Saario had also developed a plan for Rap and Reindeer to reach the young audience. For instance, he and his team worked with a Finnish organization to produce an educational package for schools to teach students about Sámi people and culture. Moreover, Saario and Laiti also went on a tour to small communities in Lapland, or Sápmi, after the movie premiere. They screened the film and held a Q&A session with Laiti afterward. The young Sámi had once again amazed the director.

“He gave very good hints to those Sámi youngsters about how to make music and he encouraged them to show their own talent. I was really impressed how he captured the audience wherever we were in Lapland,” says Saario.

Besides being a role model for youth, Laiti represents young Sámi who want to redefine their culture. Saario notices that this reflects a gap between the old and the young generation of Sámi people.

“I have noticed that in the Sámi community, the older generation doesn’t necessarily know very well what is going on among the younger generation,” says Saario. “So it is important to show the Sámi community that this kind of change [made by the young] to the culture is going on all the time.”

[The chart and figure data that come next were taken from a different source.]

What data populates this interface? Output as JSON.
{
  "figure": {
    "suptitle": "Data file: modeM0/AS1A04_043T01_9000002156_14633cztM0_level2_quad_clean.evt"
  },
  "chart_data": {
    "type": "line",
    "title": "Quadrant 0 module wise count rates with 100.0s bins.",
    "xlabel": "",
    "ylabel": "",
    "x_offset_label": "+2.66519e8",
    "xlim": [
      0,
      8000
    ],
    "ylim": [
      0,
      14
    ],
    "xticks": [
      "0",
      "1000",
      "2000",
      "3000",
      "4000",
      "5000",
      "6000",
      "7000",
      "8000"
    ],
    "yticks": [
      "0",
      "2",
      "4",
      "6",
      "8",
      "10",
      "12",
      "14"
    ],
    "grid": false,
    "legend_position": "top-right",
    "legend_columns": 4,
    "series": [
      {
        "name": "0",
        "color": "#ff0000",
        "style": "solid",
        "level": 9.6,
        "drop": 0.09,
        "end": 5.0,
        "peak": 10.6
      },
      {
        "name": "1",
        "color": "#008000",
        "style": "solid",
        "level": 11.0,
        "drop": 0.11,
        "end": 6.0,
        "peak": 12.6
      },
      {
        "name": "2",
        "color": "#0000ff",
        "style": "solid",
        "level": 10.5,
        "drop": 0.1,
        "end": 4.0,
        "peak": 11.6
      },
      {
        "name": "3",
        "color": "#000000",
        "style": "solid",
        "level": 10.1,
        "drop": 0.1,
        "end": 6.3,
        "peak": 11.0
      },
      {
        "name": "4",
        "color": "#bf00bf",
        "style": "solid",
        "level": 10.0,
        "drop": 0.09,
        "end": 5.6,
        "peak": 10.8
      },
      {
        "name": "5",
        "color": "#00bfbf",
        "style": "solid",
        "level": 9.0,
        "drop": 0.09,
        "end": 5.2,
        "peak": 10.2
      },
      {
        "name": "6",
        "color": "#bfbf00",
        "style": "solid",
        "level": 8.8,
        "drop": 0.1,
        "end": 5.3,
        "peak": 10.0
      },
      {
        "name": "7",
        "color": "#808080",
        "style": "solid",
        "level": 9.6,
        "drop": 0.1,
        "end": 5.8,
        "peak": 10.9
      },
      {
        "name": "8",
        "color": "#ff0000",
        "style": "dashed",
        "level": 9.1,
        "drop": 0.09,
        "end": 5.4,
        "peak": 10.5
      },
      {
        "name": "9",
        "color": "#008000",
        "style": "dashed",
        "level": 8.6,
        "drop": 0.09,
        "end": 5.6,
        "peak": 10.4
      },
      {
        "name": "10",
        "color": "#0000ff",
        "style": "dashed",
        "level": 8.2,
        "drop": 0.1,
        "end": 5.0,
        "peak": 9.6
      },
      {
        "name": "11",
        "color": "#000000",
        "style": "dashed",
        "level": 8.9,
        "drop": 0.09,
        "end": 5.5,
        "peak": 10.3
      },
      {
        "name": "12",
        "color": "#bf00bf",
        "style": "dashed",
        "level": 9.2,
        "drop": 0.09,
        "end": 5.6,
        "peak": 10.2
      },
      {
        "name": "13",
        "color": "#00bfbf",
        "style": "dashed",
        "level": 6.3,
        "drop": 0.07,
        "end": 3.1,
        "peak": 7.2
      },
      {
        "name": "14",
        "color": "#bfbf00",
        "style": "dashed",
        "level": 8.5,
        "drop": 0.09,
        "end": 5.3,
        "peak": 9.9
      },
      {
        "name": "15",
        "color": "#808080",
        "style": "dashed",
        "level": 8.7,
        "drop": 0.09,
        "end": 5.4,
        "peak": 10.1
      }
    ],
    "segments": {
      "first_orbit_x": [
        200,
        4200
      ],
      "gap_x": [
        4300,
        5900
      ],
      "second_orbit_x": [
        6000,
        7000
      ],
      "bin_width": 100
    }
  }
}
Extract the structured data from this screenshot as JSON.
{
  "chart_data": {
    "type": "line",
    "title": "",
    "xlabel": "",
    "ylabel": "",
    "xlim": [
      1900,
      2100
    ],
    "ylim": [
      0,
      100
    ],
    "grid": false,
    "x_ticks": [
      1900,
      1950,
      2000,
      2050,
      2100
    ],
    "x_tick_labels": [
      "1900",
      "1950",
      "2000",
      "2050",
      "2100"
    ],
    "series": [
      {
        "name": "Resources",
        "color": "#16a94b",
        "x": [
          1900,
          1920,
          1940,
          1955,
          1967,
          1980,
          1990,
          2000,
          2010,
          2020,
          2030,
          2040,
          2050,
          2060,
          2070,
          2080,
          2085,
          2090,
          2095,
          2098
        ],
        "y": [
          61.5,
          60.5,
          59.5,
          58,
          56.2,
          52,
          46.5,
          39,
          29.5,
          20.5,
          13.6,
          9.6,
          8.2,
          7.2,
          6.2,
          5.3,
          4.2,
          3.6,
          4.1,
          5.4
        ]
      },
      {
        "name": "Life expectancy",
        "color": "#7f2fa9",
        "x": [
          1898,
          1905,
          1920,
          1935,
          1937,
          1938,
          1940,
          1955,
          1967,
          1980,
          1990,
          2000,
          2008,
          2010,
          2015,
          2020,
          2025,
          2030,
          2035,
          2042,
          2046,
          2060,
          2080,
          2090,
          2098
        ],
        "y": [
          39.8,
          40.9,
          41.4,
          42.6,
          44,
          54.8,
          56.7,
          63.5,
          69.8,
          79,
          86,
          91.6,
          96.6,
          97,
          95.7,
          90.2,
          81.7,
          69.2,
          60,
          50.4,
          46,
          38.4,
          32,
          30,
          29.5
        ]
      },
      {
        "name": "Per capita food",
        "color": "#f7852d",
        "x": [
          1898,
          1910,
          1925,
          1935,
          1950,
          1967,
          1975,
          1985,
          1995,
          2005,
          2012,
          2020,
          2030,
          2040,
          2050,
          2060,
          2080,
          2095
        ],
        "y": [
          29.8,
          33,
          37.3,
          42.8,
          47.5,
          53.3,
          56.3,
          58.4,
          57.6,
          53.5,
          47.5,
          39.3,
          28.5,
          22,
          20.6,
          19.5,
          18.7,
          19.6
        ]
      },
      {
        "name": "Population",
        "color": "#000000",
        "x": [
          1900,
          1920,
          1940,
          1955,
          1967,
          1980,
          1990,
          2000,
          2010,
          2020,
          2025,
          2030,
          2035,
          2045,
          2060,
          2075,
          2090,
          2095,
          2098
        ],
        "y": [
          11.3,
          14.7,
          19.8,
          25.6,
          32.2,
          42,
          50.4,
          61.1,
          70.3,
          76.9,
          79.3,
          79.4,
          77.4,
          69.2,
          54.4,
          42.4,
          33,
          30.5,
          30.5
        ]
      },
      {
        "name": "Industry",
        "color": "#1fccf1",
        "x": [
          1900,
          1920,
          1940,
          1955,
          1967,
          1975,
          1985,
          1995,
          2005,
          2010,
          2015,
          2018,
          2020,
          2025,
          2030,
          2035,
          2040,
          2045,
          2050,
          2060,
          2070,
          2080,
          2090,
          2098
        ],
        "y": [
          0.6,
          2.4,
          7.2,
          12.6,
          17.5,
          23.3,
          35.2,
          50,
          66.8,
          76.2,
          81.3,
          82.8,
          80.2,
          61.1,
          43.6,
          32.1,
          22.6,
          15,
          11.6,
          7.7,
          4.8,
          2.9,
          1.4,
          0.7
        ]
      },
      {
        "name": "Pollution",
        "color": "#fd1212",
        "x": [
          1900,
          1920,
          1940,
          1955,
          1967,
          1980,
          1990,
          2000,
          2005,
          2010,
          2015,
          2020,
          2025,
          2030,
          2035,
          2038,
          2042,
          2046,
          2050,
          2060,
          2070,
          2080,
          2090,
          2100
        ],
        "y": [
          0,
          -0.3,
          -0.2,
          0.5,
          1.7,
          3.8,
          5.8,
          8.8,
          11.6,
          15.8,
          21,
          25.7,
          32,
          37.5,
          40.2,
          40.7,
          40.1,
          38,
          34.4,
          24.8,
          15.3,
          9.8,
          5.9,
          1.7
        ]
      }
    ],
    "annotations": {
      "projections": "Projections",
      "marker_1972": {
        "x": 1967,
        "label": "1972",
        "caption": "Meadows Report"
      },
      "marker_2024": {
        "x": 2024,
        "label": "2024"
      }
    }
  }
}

Creating ethically and respectfully

One of the reasons Saario wanted to make a documentary about the Sámi people is because people in Finland barely know anything about them. But he acknowledged the ethical difficulties that came from him being a non-Indigenous director.

“It is really important that Indigenous people make films about themselves,” said Saario. “But I think that it is also important for people who are not native themselves to make films about native people because then the angle is a little bit different. You can see things that you perhaps can’t see when you are inside the culture in a small community.”

Saario went on to emphasize the need for collaboration between a non-Indigenous director and Indigenous people during the filming process.

“When you make a film about native people, you always need to make it together with them,” he says.

Overall, Saario hopes the film can encourage Canadian audiences to consider their cultural relationship with Indigenous people here in Canada.

“I hope you enjoy the film. I hope that it gives you something to think about your own relationship with your country’s Native people,” Saario says. “I also hope that this film encourages people to think about and take better care of disappearing cultures and nature.”